The probabilities of making a transition between states in a semi-Markov model must be defined as a matrix. Specifically, these are the probabilities of starting a cycle in one state and finishing it in another. rdecision requires the matrix to have specific properties:

In this example there are three values for transition probabilities (well to disabled, well to dead, disabled to dead), an assumption that there is no transition from disabled to well, and an assumption that dead is an absorbing state. The matrix is created and set as follows:

snames <- c("Well", "Disabled", "Dead")
pt <- matrix(
  data = c(NA, 0.2, 0.2, 0.0, NA, 0.4, 0.0, 0.0, NA),
  nrow = 3L, byrow = TRUE,
  dimnames = list(source = snames, target = snames)
)
m$set_probabilities(pt)
Well Disabled Dead
Well NA 0.2 0.2
Disabled 0 NA 0.4
Dead 0 0.0 NA

The transition probability matrix can be extracted from the model using the function transition_probabilities(). The values set as NA are replaced as required, and the order of rows and columns may differ from the one provided. For this example it is as follows:

Well Disabled Dead
Disabled 0.0 0.6 0.4
Well 0.6 0.2 0.2
Dead 0.0 0.0 1.0

Running the model

In a cohort Markov model, it is necessary to define the starting populations in each state. The total population size is arbitrary; it is the relative proportions starting in each state that matters. In Sonnenberg and Beck’s PHV example, they assume there are 10,000 people who start in the “Well” state. In rdecision this is achieved by resetting the model; the elapsed time and cycle number can be reset with the same call, here we leave them as their default values.

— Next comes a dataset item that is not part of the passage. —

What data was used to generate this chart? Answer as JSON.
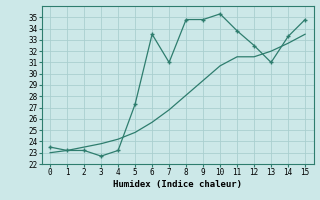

In this case, the state populations are given as integers, but in a cohort simulation, most practical transition probability matrices lead to state occupancies involving fractions of patients as the simulation proceeds. Thus the starting populations can also be given as real numbers.

m$reset(populations = c(Well = 10000L, Disabled = 0L, Dead = 0L))

To run the model, we call the cycles() method. Following the example, there are 25 yearly cycles, and there is no half cycle correction. This correction can be applied independently to the output to the Markov trace after each cycle for the state population, cycle cost and incremental QALYs.

mt <- m$cycles(25L, hcc.pop = FALSE, hcc.cost = FALSE, hcc.QALY = FALSE)

The cycles() method returns a Markov trace, a data frame which contains one row per cycle with details of state populations, cumulative costs and QALYs. The trace for this example is as follows:

Cycle Well Disabled Dead QALY cQALY
0 10000.00 0.00 0.00 0.0000 0.0000
1 6000.00 2000.00 2000.00 0.7400 0.7400
2 3600.00 2400.00 4000.00 0.5280 1.2680
3 2160.00 2160.00 5680.00 0.3672 1.6352
4 1296.00 1728.00 6976.00 0.2506 1.8858
5 777.60 1296.00 7926.40 0.1685 2.0542
6 466.56 933.12 8600.32 0.1120 2.1662
7 279.94 653.18 9066.88 0.0737 2.2399
8 167.96 447.90 9384.14 0.0481 2.2881
9 100.78 302.33 9596.89 0.0312 2.3193
10 60.47 201.55 9737.98 0.0202 2.3395
11 36.28 133.03 9830.69 0.0129 2.3524
12 21.77 87.07 9891.16 0.0083 2.3607
13 13.06 56.60 9930.34 0.0053 2.3660
14 7.84 36.57 9955.59 0.0033 2.3693
15 4.70 23.51 9971.79 0.0021 2.3714
16 2.82 15.05 9982.13 0.0013 2.3728
17 1.69 9.59 9988.72 0.0008 2.3736
18 1.02 6.09 9992.89 0.0005 2.3741
19 0.61 3.86 9995.53 0.0003 2.3745
20 0.37 2.44 9997.20 0.0002 2.3747
21 0.22 1.54 9998.25 0.0001 2.3748
22 0.13 0.97 9998.90 0.0001 2.3749
23 0.08 0.61 9999.32 0.0001 2.3749
24 0.05 0.38 9999.57 0.0000 2.3749
25 0.03 0.24 9999.73 0.0000 2.3750

The column labelled “QALY” is the per-patient quality adjusted life years accumulated at each cycle (in Sonnenberg and Beck’s Table 2 this is labelled as “Cycle Sum” and is for the whole cohort of 10,000 people), and the column labelled “cQALY” is the per-patient cumulative quality adjusted life years over the simulation (in Sonnenberg and Beck’s Table 2 this is labelled as “Cumulative Utility” and is for the whole cohort).

References

1.
Sonnenberg, F. A. & Beck, J. R. Markov Models in Medical Decision Making: A Practical Guide. Medical Decision Making 13, 322–338 (1993).